130. Awan Gelap Musim Semi -1-

Mulai dari awal
                                    

"Sai-kun, okaerinasai..." Ino, wanita bersurai kuning yang berdiri memimpin barisan pelayan pengantar makan malam itu menyapa riang sang suami.

Sai mengangguk sekilas, "Ino bisa kita keluar sebentar." Wakil dari Jenderal itu menghampiri sang istri lalu menarik lengannya pelan.

"Tapi ini sudah waktunya makan malam." Ino mencoba menolak, bukannya ia tidak mau, tapi keberadaan Danzo di ruangan inilah yang membuatnya sungkan, aquamarinenya melirik pada sang ayah mertua, memberi kode pada sang suami.

"Otou-sama," Sai berbalik kehadapan sang ayah dan membungkuk sembilan puluh derajat. "Aku mohon diri untuk berbicara masalah pribadi dengan istriku." Izin Sai pada sang ayah.

Danzo mengangguk pelan seraya tersenyum, dan tanpa buang waktu Sai langsung menarik sang istri keluar dari ruangan itu.

...

"Apa yang sebenarnya terjadi di Kokiden?" Sai yang baru menginjakkan kakinya di gazebo taman itu langsung mengajukan pertanyaan pada sang istri.

Ino menghela nafas pelan. "Tou-sama memaksa ikut ke Kokiden siang ini dan dia kembali membuat ulah."

Sai mengusap wajahnya kasar, ia mencoba mencari ketenangan. "Apa saja dia katakan?" Kembali Sai berlakon seolah ia tengah mengintrogasi sang istri.

Ino mulai menceritakan tiap detil yang ia dengar tadi siang di pavilun permaisuri itu, dan Sai ia tak mampu membendung rasa kesalnya. Sore ini ketika ia baru saja keluar dari ruang kerja Kamakura Bakufu di Chodo-in, telinganya sudah panas dengan gosip murahan yang berada diantara para dayang dan pegawai pemerintahan.

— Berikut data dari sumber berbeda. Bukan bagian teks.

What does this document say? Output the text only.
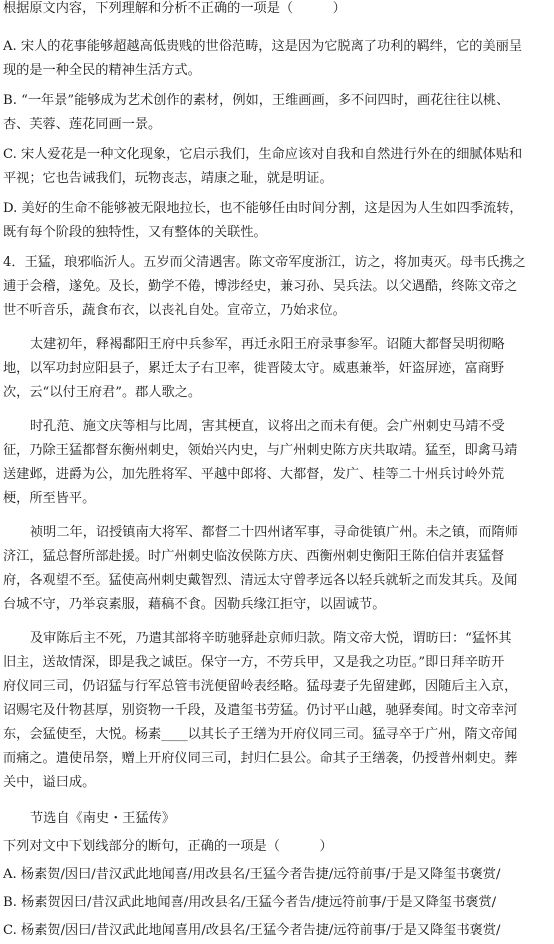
根据原文内容，下列理解和分析不正确的一项是（　　　）
A. 宋人的花事能够超越高低贵贱的世俗范畴，这是因为它脱离了功利的羁绊，它的美丽呈
现的是一种全民的精神生活方式。
B. “一年景”能够成为艺术创作的素材，例如，王维画画，多不问四时，画花往往以桃、
杏、芙蓉、莲花同画一景。
C. 宋人爱花是一种文化现象，它启示我们，生命应该对自我和自然进行外在的细腻体贴和
平视；它也告诫我们，玩物丧志，靖康之耻，就是明证。
D. 美好的生命不能够被无限地拉长，也不能够任由时间分割，这是因为人生如四季流转，
既有每个阶段的独特性，又有整体的关联性。
4．王猛，琅邪临沂人。五岁而父清遇害。陈文帝军度浙江，访之，将加夷灭。母韦氏携之
逋于会稽，遂免。及长，勤学不倦，博涉经史，兼习孙、吴兵法。以父遇酷，终陈文帝之
世不听音乐，蔬食布衣，以丧礼自处。宣帝立，乃始求位。
太建初年，释褐鄱阳王府中兵参军，再迁永阳王府录事参军。诏随大都督吴明彻略
地，以军功封应阳县子，累迁太子右卫率，徙晋陵太守。威惠兼举，奸盗屏迹，富商野
次，云“以付王府君”。郡人歌之。
时孔范、施文庆等相与比周，害其梗直，议将出之而未有便。会广州刺史马靖不受
征，乃除王猛都督东衡州刺史，领始兴内史，与广州刺史陈方庆共取靖。猛至，即禽马靖
送建邺，进爵为公，加先胜将军、平越中郎将、大都督，发广、桂等二十州兵讨岭外荒
梗，所至皆平。
祯明二年，诏授镇南大将军、都督二十四州诸军事，寻命徙镇广州。未之镇，而隋师
济江，猛总督所部赴援。时广州刺史临汝侯陈方庆、西衡州刺史衡阳王陈伯信并衷猛督
府，各观望不至。猛使高州刺史戴智烈、清远太守曾孝远各以轻兵就斩之而发其兵。及闻
台城不守，乃举哀素服，藉稿不食。因勒兵缘江拒守，以固诚节。
及审陈后主不死，乃遣其部将辛昉驰驿赴京师归款。隋文帝大悦，谓昉曰：“猛怀其
旧主，送故情深，即是我之诚臣。保守一方，不劳兵甲，又是我之功臣。”即日拜辛昉开
府仪同三司，仍诏猛与行军总管韦洸便留岭表经略。猛母妻子先留建邺，因随后主入京，
诏赐宅及什物甚厚，别资物一千段，及遣玺书劳猛。仍讨平山越，驰驿奏闻。时文帝幸河
东，会猛使至，大悦。杨素____以其长子王缮为开府仪同三司。猛寻卒于广州，隋文帝闻
而痛之。遣使吊祭，赠上开府仪同三司，封归仁县公。命其子王缮袭，仍授普州刺史。葬
关中，谥曰成。
节选自《南史・王猛传》
下列对文中下划线部分的断句，正确的一项是（　　　）
A. 杨素贺/因曰/昔汉武此地闻喜/用改县名/王猛今者告捷/远符前事/于是又降玺书褒赏/
B. 杨素贺因曰/昔汉武此地闻喜/用改县名/王猛今者告/捷远符前事/于是又降玺书褒赏/
C. 杨素贺/因曰/昔汉武此地闻喜用/改县名/王猛今者告捷/远符前事/于是又降玺书褒赏/
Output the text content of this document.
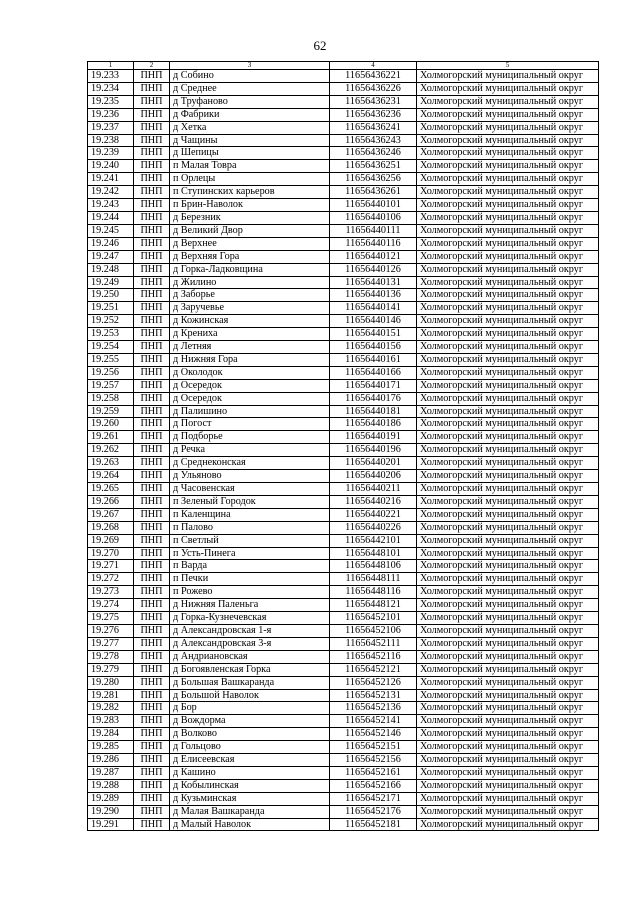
62
1	2	3	4	5
19.233	ПНП	д Собино	11656436221	Холмогорский муниципальный округ
19.234	ПНП	д Среднее	11656436226	Холмогорский муниципальный округ
19.235	ПНП	д Труфаново	11656436231	Холмогорский муниципальный округ
19.236	ПНП	д Фабрики	11656436236	Холмогорский муниципальный округ
19.237	ПНП	д Хетка	11656436241	Холмогорский муниципальный округ
19.238	ПНП	д Чащины	11656436243	Холмогорский муниципальный округ
19.239	ПНП	д Шепицы	11656436246	Холмогорский муниципальный округ
19.240	ПНП	п Малая Товра	11656436251	Холмогорский муниципальный округ
19.241	ПНП	п Орлецы	11656436256	Холмогорский муниципальный округ
19.242	ПНП	п Ступинских карьеров	11656436261	Холмогорский муниципальный округ
19.243	ПНП	п Брин-Наволок	11656440101	Холмогорский муниципальный округ
19.244	ПНП	д Березник	11656440106	Холмогорский муниципальный округ
19.245	ПНП	д Великий Двор	11656440111	Холмогорский муниципальный округ
19.246	ПНП	д Верхнее	11656440116	Холмогорский муниципальный округ
19.247	ПНП	д Верхняя Гора	11656440121	Холмогорский муниципальный округ
19.248	ПНП	д Горка-Ладковщина	11656440126	Холмогорский муниципальный округ
19.249	ПНП	д Жилино	11656440131	Холмогорский муниципальный округ
19.250	ПНП	д Заборье	11656440136	Холмогорский муниципальный округ
19.251	ПНП	д Заручевье	11656440141	Холмогорский муниципальный округ
19.252	ПНП	д Кожинская	11656440146	Холмогорский муниципальный округ
19.253	ПНП	д Крениха	11656440151	Холмогорский муниципальный округ
19.254	ПНП	д Летняя	11656440156	Холмогорский муниципальный округ
19.255	ПНП	д Нижняя Гора	11656440161	Холмогорский муниципальный округ
19.256	ПНП	д Околодок	11656440166	Холмогорский муниципальный округ
19.257	ПНП	д Осередок	11656440171	Холмогорский муниципальный округ
19.258	ПНП	д Осередок	11656440176	Холмогорский муниципальный округ
19.259	ПНП	д Палишино	11656440181	Холмогорский муниципальный округ
19.260	ПНП	д Погост	11656440186	Холмогорский муниципальный округ
19.261	ПНП	д Подборье	11656440191	Холмогорский муниципальный округ
19.262	ПНП	д Речка	11656440196	Холмогорский муниципальный округ
19.263	ПНП	д Среднеконская	11656440201	Холмогорский муниципальный округ
19.264	ПНП	д Ульяново	11656440206	Холмогорский муниципальный округ
19.265	ПНП	д Часовенская	11656440211	Холмогорский муниципальный округ
19.266	ПНП	п Зеленый Городок	11656440216	Холмогорский муниципальный округ
19.267	ПНП	п Каленщина	11656440221	Холмогорский муниципальный округ
19.268	ПНП	п Палово	11656440226	Холмогорский муниципальный округ
19.269	ПНП	п Светлый	11656442101	Холмогорский муниципальный округ
19.270	ПНП	п Усть-Пинега	11656448101	Холмогорский муниципальный округ
19.271	ПНП	п Варда	11656448106	Холмогорский муниципальный округ
19.272	ПНП	п Печки	11656448111	Холмогорский муниципальный округ
19.273	ПНП	п Рожево	11656448116	Холмогорский муниципальный округ
19.274	ПНП	д Нижняя Паленьга	11656448121	Холмогорский муниципальный округ
19.275	ПНП	д Горка-Кузнечевская	11656452101	Холмогорский муниципальный округ
19.276	ПНП	д Александровская 1-я	11656452106	Холмогорский муниципальный округ
19.277	ПНП	д Александровская 3-я	11656452111	Холмогорский муниципальный округ
19.278	ПНП	д Андриановская	11656452116	Холмогорский муниципальный округ
19.279	ПНП	д Богоявленская Горка	11656452121	Холмогорский муниципальный округ
19.280	ПНП	д Большая Вашкаранда	11656452126	Холмогорский муниципальный округ
19.281	ПНП	д Большой Наволок	11656452131	Холмогорский муниципальный округ
19.282	ПНП	д Бор	11656452136	Холмогорский муниципальный округ
19.283	ПНП	д Вождорма	11656452141	Холмогорский муниципальный округ
19.284	ПНП	д Волково	11656452146	Холмогорский муниципальный округ
19.285	ПНП	д Гольцово	11656452151	Холмогорский муниципальный округ
19.286	ПНП	д Елисеевская	11656452156	Холмогорский муниципальный округ
19.287	ПНП	д Кашино	11656452161	Холмогорский муниципальный округ
19.288	ПНП	д Кобылинская	11656452166	Холмогорский муниципальный округ
19.289	ПНП	д Кузьминская	11656452171	Холмогорский муниципальный округ
19.290	ПНП	д Малая Вашкаранда	11656452176	Холмогорский муниципальный округ
19.291	ПНП	д Малый Наволок	11656452181	Холмогорский муниципальный округ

Istana Dairi adalah tempat dimana setiap penghuninya harus berbicara hati-hati, setiap kali penghuninya akan berbicara tentang hal pribadi, ada baiknya untuk memerintahkan para dayang untuk keluar. Kejadian di teras Kokiden tadi siang terjadi di depan umum, gosip itu berhembus bagai angin, begitu cepat dan setiap orang pasti akan mengetahuinya. Dayang istana adalah penyebar gosip terbaik di Heian.

"Pada intinya, sekarang Tou-sama menunjukkan terang-terangan ketidak berpihakannya pada Kamakura Bakufu di tangan Shogun yang baru, dan pada Kogo-sama..." Ino menyelesaikan jawaban yang diminta sang suami.

Sai kembali menghela nafas panjang. "Aku tahu dia begitu terpukul atas mangkatnya Kaisar Hashirama dan Permaisuri Mito, selama kalian mengungsi di Shinto Ryu, Tou-sama dan para tetuah lainnya masih bertahan disini dan memasang muka dua sebagai pendukung para pemberontak demi membuka jalan pada kami."

"Aku juga merasa begitu, ketakutan Tou-sama dan para tetua lainnya akan klan Hyuuga dan Uchiha, beralasan. Sasuke dan Neji pernah melakukan pemberontakan pada dinasti ini." Ino melirik ke arah bulan, ia bingung bagaimana harus bersikap, ia kasihan dengan Hinata yang mendapat cercaan keji dan terpaksa berlutut pada sang ayah mertua demi agar tak terulangnya pertumpahan darah, namun di sisi lain ia tak dapat mengalahkan ayah mertuanya. Tak bisa dipungkiri ia pun masih trauma akan perang saudara yang tempo hari terjadi, keberadaan Sasuke dan Hinata begitu dekat dengan pemerintahan menimbulkan perasaan was-was pada dirinya.

Dahi Sai berkerut, ia bisa menangkap pandangan sang istri tendang perang dingin yang kini terjadi. "Jika sampai Otou-sama melakukan reaksi berlebihan pada Hyuuga dan Uchiha, aku takut Sasuke akan merasa disisihkan, besar kemungkinan pertikaian akan kembali terulang. Dendam tidak akan pernah selesai jika para pelakunya terus merasa menjadi korban. Jika Tou-sama masih menyimpan dendam atas mangkatnya Kaisar dan Permaisuri terdahulu, maka rantai setan ini tak akan pernah terputus."